Impunidad oficial, recaudación ejemplar y diplomacia de cantina
No, no es mentira. En México la tragedia no mancha expedientes, los engrosa. El caso de Francisco Garduño es la confirmación de una lógica perversa que ya ni siquiera se disfraza: donde hubo muertos, hay premios; donde hubo omisiones, hay nuevos encargos. A casi dos años del incendio en la estación migratoria de Ciudad Juárez, donde 40 personas murieron bajo custodia del Estado, el funcionario vinculado a ese aparato no enfrenta una condena política, sino un reciclaje institucional. Aquí el fuego no consume carreras públicas, las recalienta.
El mensaje es brutal en su claridad. No se castiga la negligencia, se le administra. No se exige responsabilidad, se reubica. Mientras el proceso judicial sigue abierto y las víctimas siguen esperando justicia, el Estado manda una señal inequívoca: fallar no tiene consecuencias reales. La indignación de organizaciones civiles no es exageración, es una reacción mínima ante una burla de tamaño oficial.
Luego está el otro México, el que sí sabe ser puntual, meticuloso y firme cuando se trata de cobrar. El Servicio de Administración Tributaria decidió hacer historia fiscal y, por primera vez, impondrá impuestos a los futbolistas que participen en un Mundial organizado en territorio nacional. Resolución miscelánea, capítulos especiales, tasa del 25 por ciento, sin deducciones y con fecha límite clara. Para eso sí hay estructura, calendario y voluntad.

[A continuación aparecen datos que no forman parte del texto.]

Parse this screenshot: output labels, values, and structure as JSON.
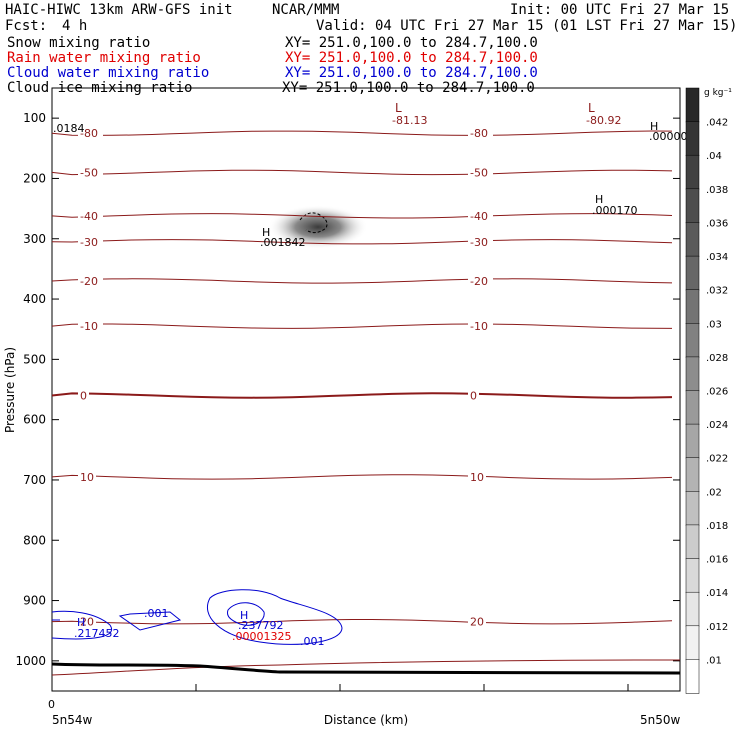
{
  "header": {
    "title_left": "HAIC-HIWC 13km ARW-GFS init",
    "title_center": "NCAR/MMM",
    "init": "Init: 00 UTC Fri 27 Mar 15",
    "fcst_label": "Fcst:",
    "fcst_value": "4 h",
    "valid": "Valid: 04 UTC Fri 27 Mar 15 (01 LST Fri 27 Mar 15)",
    "fields": [
      {
        "name": "Snow mixing ratio",
        "xy": "XY= 251.0,100.0 to 284.7,100.0",
        "color": "#000000"
      },
      {
        "name": "Rain water mixing ratio",
        "xy": "XY= 251.0,100.0 to 284.7,100.0",
        "color": "#e00000"
      },
      {
        "name": "Cloud water mixing ratio",
        "xy": "XY= 251.0,100.0 to 284.7,100.0",
        "color": "#0000d0"
      },
      {
        "name": "Cloud ice mixing ratio",
        "xy": "XY= 251.0,100.0 to 284.7,100.0",
        "color": "#000000"
      }
    ]
  },
  "chart_data": {
    "type": "contour",
    "xlabel": "Distance (km)",
    "ylabel": "Pressure (hPa)",
    "x_tick_labels": [
      "0",
      "5n54w",
      "5n50w"
    ],
    "y_ticks": [
      100,
      200,
      300,
      400,
      500,
      600,
      700,
      800,
      900,
      1000
    ],
    "ylim": [
      1050,
      50
    ],
    "temperature_contours": [
      {
        "label": "-80",
        "pressure": 125
      },
      {
        "label": "-50",
        "pressure": 190
      },
      {
        "label": "-40",
        "pressure": 262
      },
      {
        "label": "-30",
        "pressure": 305
      },
      {
        "label": "-20",
        "pressure": 370
      },
      {
        "label": "-10",
        "pressure": 445
      },
      {
        "label": "0",
        "pressure": 560
      },
      {
        "label": "10",
        "pressure": 695
      },
      {
        "label": "20",
        "pressure": 935
      }
    ],
    "extrema": [
      {
        "type": "L",
        "value": "-81.13",
        "color": "#8b0000"
      },
      {
        "type": "L",
        "value": "-80.92",
        "color": "#8b0000"
      },
      {
        "type": "H",
        "value": ".0184",
        "color": "#000000"
      },
      {
        "type": "H",
        "value": ".00000",
        "color": "#000000"
      },
      {
        "type": "H",
        "value": ".000170",
        "color": "#000000"
      },
      {
        "type": "H",
        "value": ".001842",
        "color": "#000000"
      },
      {
        "type": "H",
        "value": ".217452",
        "color": "#0000d0"
      },
      {
        "type": "H",
        "value": ".237792",
        "color": "#0000d0"
      },
      {
        "type": "H",
        "value": ".00001325",
        "color": "#e00000"
      }
    ],
    "cloud_water_labels": [
      ".001",
      ".001"
    ],
    "colorbar": {
      "unit": "g kg⁻¹",
      "labels": [
        ".042",
        ".04",
        ".038",
        ".036",
        ".034",
        ".032",
        ".03",
        ".028",
        ".026",
        ".024",
        ".022",
        ".02",
        ".018",
        ".016",
        ".014",
        ".012",
        ".01"
      ]
    },
    "colors": {
      "temperature": "#8b1a1a",
      "snow_shade": "#555555",
      "cloud_water": "#0000d0",
      "rain": "#e00000"
    }
  }
}
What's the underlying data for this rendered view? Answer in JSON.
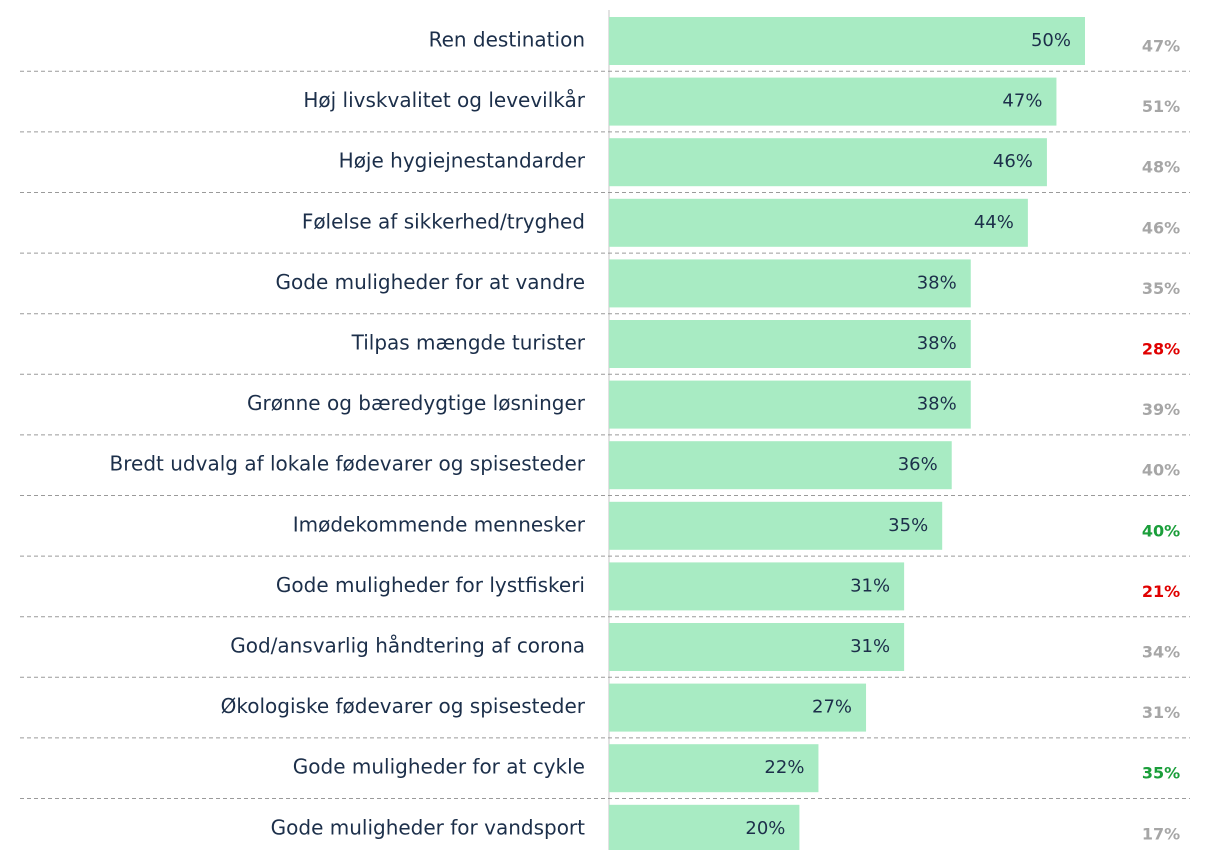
{
  "chart_data": {
    "type": "bar",
    "orientation": "horizontal",
    "categories": [
      "Ren destination",
      "Høj livskvalitet og levevilkår",
      "Høje hygiejnestandarder",
      "Følelse af sikkerhed/tryghed",
      "Gode muligheder for at vandre",
      "Tilpas mængde turister",
      "Grønne og bæredygtige løsninger",
      "Bredt udvalg af lokale fødevarer og spisesteder",
      "Imødekommende mennesker",
      "Gode muligheder for lystfiskeri",
      "God/ansvarlig håndtering af corona",
      "Økologiske fødevarer og spisesteder",
      "Gode muligheder for at cykle",
      "Gode muligheder for vandsport"
    ],
    "values": [
      50,
      47,
      46,
      44,
      38,
      38,
      38,
      36,
      35,
      31,
      31,
      27,
      22,
      20
    ],
    "value_labels": [
      "50%",
      "47%",
      "46%",
      "44%",
      "38%",
      "38%",
      "38%",
      "36%",
      "35%",
      "31%",
      "31%",
      "27%",
      "22%",
      "20%"
    ],
    "color": "#a8ebc3",
    "xlim": [
      0,
      50
    ],
    "comparison": {
      "values": [
        47,
        51,
        48,
        46,
        35,
        28,
        39,
        40,
        40,
        21,
        34,
        31,
        35,
        17
      ],
      "value_labels": [
        "47%",
        "51%",
        "48%",
        "46%",
        "35%",
        "28%",
        "39%",
        "40%",
        "40%",
        "21%",
        "34%",
        "31%",
        "35%",
        "17%"
      ],
      "colors": [
        "#a6a6a6",
        "#a6a6a6",
        "#a6a6a6",
        "#a6a6a6",
        "#a6a6a6",
        "#e00000",
        "#a6a6a6",
        "#a6a6a6",
        "#1a9e3a",
        "#e00000",
        "#a6a6a6",
        "#a6a6a6",
        "#1a9e3a",
        "#a6a6a6"
      ]
    }
  }
}
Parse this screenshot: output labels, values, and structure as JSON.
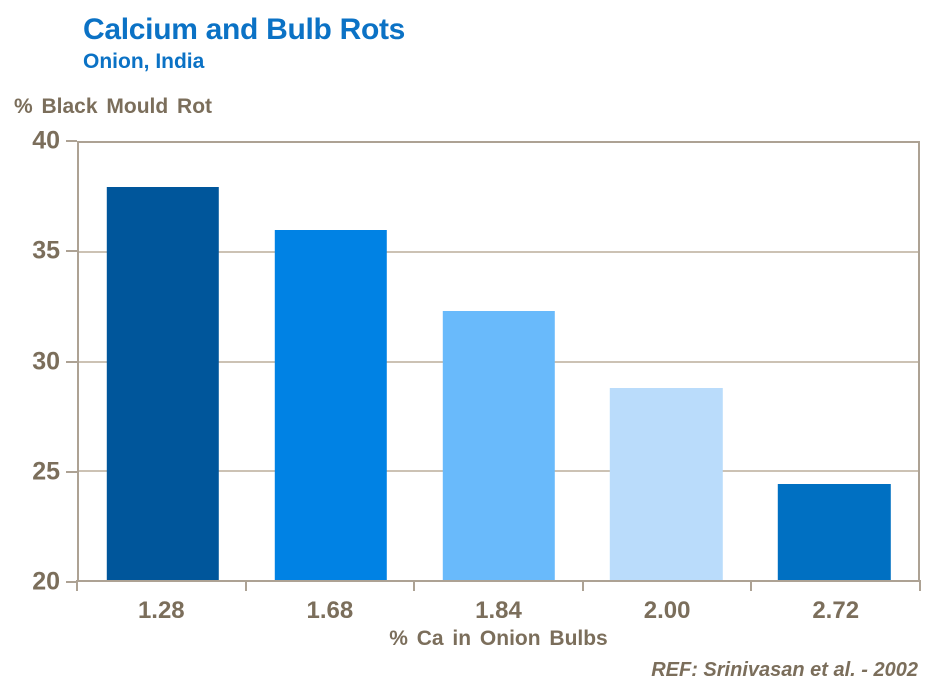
{
  "header": {
    "title": "Calcium and Bulb Rots",
    "subtitle": "Onion, India"
  },
  "chart_data": {
    "type": "bar",
    "title": "Calcium and Bulb Rots",
    "subtitle": "Onion, India",
    "categories": [
      "1.28",
      "1.68",
      "1.84",
      "2.00",
      "2.72"
    ],
    "values": [
      38.0,
      36.0,
      32.3,
      28.8,
      24.4
    ],
    "bar_colors": [
      "#00569b",
      "#0082e4",
      "#69bafb",
      "#badcfb",
      "#0070c2"
    ],
    "xlabel": "% Ca in Onion Bulbs",
    "ylabel": "% Black Mould Rot",
    "ylim": [
      20,
      40
    ],
    "yticks": [
      40,
      35,
      30,
      25,
      20
    ],
    "grid": "horizontal",
    "legend": "none",
    "bar_width_fraction": 0.67
  },
  "footer": {
    "reference": "REF: Srinivasan et al. - 2002"
  },
  "colors": {
    "title_text": "#0b72c5",
    "axis_text": "#7b6e5b",
    "plot_border": "#ada294",
    "gridline": "#ccc2b4",
    "background": "#ffffff"
  }
}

Los millones que se repartirán en premios mundialistas no escaparán al radar del SAT. Jugadores, federaciones y hasta voluntarios entran en la lógica recaudatoria. Aquí no hay opacidad ni duda jurídica: el dinero que pisa México, tributa en México. Qué alivio saber que la soberanía fiscal funciona a la perfección, aunque sea con shorts, botas y balones de por medio.
La comparación es inevitable y vergonzosa. Para cobrar impuestos hay reglas inflexibles; para cobrar vidas perdidas, silencio administrativo. Se persigue el ingreso con rigor, pero la responsabilidad política sigue exenta. El Estado demuestra que sí puede ser eficaz, sólo que elige cuándo y con quién.
Y como si el panorama no fuera lo suficientemente agrio, el cierre llega con un trago amargo importado de Francia. Donald Trump amenaza con imponer aranceles del 200 por ciento al vino y al champán franceses, como si la diplomacia internacional se resolviera entre brindis forzados y desplantes personales. Macron, dice Trump, no es necesario y se irá pronto.